I contrast this decision with a New York Times reprinting of a Toronto Globe article in 1881. “The Great Chief of the Ojibways” was a first-hand account of the meeting between my Chief Mawindobinesse and the Governor General of Canada. The account pays little attention to “his Excellency” and paints a dramatic picture of my Chief, a grand chief of Treaty #3 or Ogichidaa in our language. In the description, the article does not describe an “unusually degraded type” of Indian: He looks like a man of superior courage, intelligence, and character, and in looking at him it would be hard to divest one’s self of the idea that he was not devoid of culture. Mr. McColl, of the Indian Department, who speaks Ojibway fluently, tells me that on one occasion at the north-west angle during some of the treaty negotiations Mawindobenesse made a speech of some two hours’ duration, which was fluently delivered, contained many really eloquent passages, and little, if any, useless repetitions of ideas. It is almost needless to add to this description of this great chief, whose home is upon one of the richest spots in the wondrously fertile valley of Rainy river, that his authority over the other chiefs and Indians of his region is nearly or quite absolute.

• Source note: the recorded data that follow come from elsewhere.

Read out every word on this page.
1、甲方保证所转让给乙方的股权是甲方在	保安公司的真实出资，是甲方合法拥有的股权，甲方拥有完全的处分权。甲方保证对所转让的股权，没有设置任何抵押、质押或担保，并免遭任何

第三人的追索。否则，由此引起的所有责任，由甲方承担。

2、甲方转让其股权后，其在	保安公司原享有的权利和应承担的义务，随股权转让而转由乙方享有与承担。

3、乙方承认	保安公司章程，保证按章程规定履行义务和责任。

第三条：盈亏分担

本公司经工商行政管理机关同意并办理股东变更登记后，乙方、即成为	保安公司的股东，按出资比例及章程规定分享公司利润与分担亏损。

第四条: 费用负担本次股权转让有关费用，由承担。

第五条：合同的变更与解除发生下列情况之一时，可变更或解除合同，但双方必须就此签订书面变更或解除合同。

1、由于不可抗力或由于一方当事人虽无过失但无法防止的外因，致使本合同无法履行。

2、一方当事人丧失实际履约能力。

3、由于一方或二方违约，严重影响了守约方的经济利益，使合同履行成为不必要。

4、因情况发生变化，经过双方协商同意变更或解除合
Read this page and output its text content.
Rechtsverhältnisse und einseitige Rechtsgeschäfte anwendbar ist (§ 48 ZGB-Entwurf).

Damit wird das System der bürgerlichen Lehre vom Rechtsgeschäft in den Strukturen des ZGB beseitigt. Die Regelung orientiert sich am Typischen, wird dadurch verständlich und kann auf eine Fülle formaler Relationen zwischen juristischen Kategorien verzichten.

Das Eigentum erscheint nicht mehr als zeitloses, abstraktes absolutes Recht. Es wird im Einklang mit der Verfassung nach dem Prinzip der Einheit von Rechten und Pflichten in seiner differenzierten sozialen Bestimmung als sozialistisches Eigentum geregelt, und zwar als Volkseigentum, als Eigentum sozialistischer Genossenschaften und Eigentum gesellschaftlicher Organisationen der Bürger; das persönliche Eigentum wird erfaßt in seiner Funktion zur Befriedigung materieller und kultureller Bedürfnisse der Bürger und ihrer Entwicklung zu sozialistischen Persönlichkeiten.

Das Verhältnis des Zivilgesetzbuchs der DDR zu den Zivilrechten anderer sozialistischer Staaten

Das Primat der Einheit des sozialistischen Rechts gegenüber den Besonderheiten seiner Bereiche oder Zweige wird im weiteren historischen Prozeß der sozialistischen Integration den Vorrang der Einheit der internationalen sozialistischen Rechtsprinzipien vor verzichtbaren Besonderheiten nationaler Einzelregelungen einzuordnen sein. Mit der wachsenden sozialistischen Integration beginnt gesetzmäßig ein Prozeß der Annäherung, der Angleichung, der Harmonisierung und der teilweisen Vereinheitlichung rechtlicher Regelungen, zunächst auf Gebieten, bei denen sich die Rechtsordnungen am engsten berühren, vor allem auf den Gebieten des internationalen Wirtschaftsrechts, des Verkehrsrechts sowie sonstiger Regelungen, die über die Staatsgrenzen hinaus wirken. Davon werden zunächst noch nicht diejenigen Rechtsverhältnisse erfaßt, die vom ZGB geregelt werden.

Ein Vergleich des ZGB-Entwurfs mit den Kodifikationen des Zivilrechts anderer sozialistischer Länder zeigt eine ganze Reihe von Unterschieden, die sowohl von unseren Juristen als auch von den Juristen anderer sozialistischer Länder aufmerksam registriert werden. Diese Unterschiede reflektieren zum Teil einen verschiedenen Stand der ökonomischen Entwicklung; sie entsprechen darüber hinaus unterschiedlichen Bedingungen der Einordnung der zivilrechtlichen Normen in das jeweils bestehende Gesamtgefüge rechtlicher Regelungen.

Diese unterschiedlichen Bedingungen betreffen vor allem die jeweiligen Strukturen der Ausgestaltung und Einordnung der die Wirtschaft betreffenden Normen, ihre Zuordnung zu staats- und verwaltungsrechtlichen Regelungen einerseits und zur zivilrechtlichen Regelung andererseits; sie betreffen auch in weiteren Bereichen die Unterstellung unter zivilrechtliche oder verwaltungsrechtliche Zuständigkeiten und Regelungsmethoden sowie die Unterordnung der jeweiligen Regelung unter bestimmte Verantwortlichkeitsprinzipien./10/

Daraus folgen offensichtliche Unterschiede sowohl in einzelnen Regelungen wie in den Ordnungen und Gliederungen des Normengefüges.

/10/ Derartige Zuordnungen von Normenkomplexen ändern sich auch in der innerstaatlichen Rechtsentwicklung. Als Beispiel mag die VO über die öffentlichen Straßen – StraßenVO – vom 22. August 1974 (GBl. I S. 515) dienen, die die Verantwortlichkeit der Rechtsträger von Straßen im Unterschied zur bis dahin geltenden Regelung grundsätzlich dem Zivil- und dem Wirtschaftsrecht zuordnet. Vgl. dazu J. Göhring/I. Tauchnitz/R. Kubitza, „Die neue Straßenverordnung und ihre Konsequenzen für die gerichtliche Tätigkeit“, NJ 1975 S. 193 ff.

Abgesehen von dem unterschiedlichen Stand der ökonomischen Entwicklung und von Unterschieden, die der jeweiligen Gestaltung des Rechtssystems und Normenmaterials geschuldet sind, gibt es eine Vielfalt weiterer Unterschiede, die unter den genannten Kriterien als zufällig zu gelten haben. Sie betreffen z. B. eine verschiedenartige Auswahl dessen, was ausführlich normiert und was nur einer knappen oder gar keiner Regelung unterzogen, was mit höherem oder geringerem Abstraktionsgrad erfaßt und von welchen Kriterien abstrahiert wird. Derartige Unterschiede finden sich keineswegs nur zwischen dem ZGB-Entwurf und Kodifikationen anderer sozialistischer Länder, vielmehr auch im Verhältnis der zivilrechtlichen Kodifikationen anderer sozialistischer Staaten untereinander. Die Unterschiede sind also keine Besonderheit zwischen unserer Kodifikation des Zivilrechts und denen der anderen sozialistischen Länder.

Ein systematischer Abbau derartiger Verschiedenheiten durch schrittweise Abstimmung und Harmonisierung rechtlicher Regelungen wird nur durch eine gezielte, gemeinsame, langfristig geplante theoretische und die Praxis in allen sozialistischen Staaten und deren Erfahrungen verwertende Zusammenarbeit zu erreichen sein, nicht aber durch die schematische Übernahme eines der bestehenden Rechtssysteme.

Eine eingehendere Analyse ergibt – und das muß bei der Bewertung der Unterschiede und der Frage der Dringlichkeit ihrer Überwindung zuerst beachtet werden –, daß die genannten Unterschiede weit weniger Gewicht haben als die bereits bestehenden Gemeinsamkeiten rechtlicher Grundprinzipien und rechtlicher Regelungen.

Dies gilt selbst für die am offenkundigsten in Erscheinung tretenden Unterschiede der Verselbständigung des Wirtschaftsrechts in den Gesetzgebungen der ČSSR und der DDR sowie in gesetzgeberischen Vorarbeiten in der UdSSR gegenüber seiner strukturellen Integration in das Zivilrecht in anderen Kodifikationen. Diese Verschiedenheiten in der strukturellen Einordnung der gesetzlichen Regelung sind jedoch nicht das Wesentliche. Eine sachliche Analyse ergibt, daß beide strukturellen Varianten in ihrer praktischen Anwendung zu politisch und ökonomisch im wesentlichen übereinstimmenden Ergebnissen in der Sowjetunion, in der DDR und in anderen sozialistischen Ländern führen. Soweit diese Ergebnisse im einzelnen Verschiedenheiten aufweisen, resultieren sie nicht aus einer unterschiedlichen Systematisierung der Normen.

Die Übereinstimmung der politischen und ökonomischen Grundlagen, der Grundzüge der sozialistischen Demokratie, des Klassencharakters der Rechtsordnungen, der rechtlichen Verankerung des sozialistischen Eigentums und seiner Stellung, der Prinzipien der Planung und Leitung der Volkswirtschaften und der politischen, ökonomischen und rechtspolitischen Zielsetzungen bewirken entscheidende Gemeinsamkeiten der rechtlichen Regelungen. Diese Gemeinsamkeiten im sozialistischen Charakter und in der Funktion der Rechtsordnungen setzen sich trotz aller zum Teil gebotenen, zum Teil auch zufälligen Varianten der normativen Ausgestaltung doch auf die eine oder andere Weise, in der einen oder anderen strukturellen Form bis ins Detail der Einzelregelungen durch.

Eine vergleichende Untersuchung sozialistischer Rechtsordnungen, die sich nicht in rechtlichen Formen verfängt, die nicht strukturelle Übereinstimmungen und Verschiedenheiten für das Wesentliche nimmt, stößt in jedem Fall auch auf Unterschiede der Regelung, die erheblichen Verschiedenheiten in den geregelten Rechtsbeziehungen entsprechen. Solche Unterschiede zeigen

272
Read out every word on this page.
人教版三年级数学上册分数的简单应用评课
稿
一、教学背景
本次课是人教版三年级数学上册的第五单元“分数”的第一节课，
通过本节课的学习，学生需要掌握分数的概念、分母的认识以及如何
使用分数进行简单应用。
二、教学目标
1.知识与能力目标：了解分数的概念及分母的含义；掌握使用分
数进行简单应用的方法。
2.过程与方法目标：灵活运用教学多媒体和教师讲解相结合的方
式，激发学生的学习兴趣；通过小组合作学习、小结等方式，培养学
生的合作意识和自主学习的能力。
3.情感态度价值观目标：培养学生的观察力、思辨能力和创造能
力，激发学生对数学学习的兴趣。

Stare decisis is the legal principle of determining points in litigation according to precedent. And the snowball of precedent for Indigenous ownership of territory all comes from racist elements in colonial North America, the Marshall trilogy of the 1820s and 30s, and the St. Catherine’s Milling and Lumber decisions of 1885-1888. The Supreme Court of Canada said in the recent Tsilhqot’in Nation decision: “the doctrine of terra nullius (that no one owned the land prior to European assertion of sovereignty) never applied in Canada, as confirmed by the Royal Proclamation of 1763.” However, the Marshall trilogy and the snowball of precedent continues this legal fiction to the present day, as long as the St. Catherine’s Milling and Lumber decision is a foundation of Canadian law and the basis of provincial land and title holding.
It is important to note that the Supreme Court of Canada reconsidered its decision of R v. Morris made in 2006 in the Tsilhqot’in Nation and Grassy Narrows First Nations cases regarding the doctrine of interjurisdictional immunity. Stare decisis was not so important there. But, the doctrine of stare decisis was key in the negotiations on the “advanced costs” agreement with Ontario as Grassy Narrows as an appellant went forward. It was agreed that St. Catherine’s Milling would not be the subject of these appeals. The common law seems to not work in our favour largely because the high courts in this country do not understand historic treaties, and we do not have the resources to put important evidence and Indigenous perspectives of historic treaty reconciliations forward.
The greatest injustice in Aboriginal law in Canada is that Chief Mawindobinesse was not given a voice in the 1885-1888 court challenge that would set the precedent for the inherent authority our Nation had over the 55,000 square miles territory in present-day Northwestern Ontario and Manitoba. The treaty was made “openly and in the light of day” and he trusted his treaty partner in honouring the agreement made, which was both oral and written. Reconciliation cannot happen while these racist doctrines are being allowed to continue to limit and circumscribe our Indigenous governance and title rights today.